TRNG Perl script query

Question

I think that I seem to have successfully created and tested a very simple script which when run on a Windows VPS, serves as a building block for a True Random Number Generator. I am therefore wondering to myself, if it is this easy then what is the point of Pseudo Random Number Generators?

Here is the script.

#! /usr/bin/perl
use Time::HiRes qw(gettimeofday);

($seconds, $microseconds[0]) = gettimeofday;

for ($count = 1; $count <= 1000000; $count++)
  {
  }

($seconds, $microseconds[1]) = gettimeofday;

$difference = $microseconds[1] - $microseconds[0];

print "Content-type:text/html\n\n";
print "$difference";

Typical outputs:
46980
-953586
47168
67242
59319

As you can see from the above outputs, this script seems to work very well.

Would this script work as well on a dedicated server with a very fast CPU? Are timings on VPS servers particularly volatile? Would this script work as well on all Windows systems?

If I am creating an application which is critically dependent on a good quality TRNG, can anyone see any reason why it might be a mistake to depend on this script for the purpose?

Answer 1

It's not exactly clear what you mean by a "True Random Number Generator" but your code is surely not one. It is pretty clearly dependent on how long it takes for your system to run through a million iterations of a for loop, while a truly random number wouldn't have any such dependencies.

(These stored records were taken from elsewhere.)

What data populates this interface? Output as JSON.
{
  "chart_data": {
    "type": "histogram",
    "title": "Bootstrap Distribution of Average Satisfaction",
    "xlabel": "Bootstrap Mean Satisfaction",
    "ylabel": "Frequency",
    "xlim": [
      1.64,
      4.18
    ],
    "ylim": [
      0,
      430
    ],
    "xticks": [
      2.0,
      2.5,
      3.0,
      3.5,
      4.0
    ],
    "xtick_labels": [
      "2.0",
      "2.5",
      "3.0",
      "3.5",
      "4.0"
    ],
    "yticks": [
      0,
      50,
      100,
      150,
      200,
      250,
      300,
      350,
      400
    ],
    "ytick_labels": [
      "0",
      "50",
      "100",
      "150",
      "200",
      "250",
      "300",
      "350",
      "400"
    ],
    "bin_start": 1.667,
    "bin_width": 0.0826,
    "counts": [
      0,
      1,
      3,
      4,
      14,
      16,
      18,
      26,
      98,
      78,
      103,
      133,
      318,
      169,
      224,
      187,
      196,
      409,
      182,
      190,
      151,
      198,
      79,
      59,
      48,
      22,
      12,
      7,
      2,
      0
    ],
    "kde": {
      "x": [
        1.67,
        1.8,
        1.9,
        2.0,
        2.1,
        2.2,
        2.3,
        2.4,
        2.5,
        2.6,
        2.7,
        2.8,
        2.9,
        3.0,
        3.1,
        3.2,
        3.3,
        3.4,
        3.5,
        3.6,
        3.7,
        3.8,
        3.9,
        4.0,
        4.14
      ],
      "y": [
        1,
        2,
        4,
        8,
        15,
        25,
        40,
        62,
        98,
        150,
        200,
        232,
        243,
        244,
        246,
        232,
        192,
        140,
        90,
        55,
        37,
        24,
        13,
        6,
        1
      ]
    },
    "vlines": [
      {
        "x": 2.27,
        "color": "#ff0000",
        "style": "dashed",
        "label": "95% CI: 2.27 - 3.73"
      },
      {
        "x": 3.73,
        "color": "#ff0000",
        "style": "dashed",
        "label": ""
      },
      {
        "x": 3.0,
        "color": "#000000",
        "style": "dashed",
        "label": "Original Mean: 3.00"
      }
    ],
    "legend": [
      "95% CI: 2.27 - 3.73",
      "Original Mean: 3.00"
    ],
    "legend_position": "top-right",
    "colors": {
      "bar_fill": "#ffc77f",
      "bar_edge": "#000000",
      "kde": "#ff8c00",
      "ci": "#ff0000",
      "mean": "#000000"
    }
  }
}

As you can see from the above outputs, this script seems to work very well.

This sentence as it stands doesn't make much sense. You have only shown 5 outputs of your generator which can presumably provide around 2 million possible outputs. There are a battery of standard tests that have been worked out to determine if RNG's work well - mainly because the testing of such RNGs is subtle and difficult - an eye test is just not sufficient. See here for example.

Here are a couple of stackoverflow questions that also give some insight, but the main takeaway is that random number testing is probably much harder than you think and "True" random number generators are not possible in software alone:

How to test randomness (case in point - Shuffling)

How to unit test a pseudo random number generator?

So, in summary, to answer your question:

If I am creating an application which is critically dependent on a good quality TRNG, can anyone see any reason why it might be a mistake to depend on this script for the purpose?

The main reason is that you have not shown it to be truly random. My guess is that if you were to run some tests on this code, you would find that certain ranges of values would show up much more frequently than others. This is enough to be considered not random, and enough to reject it.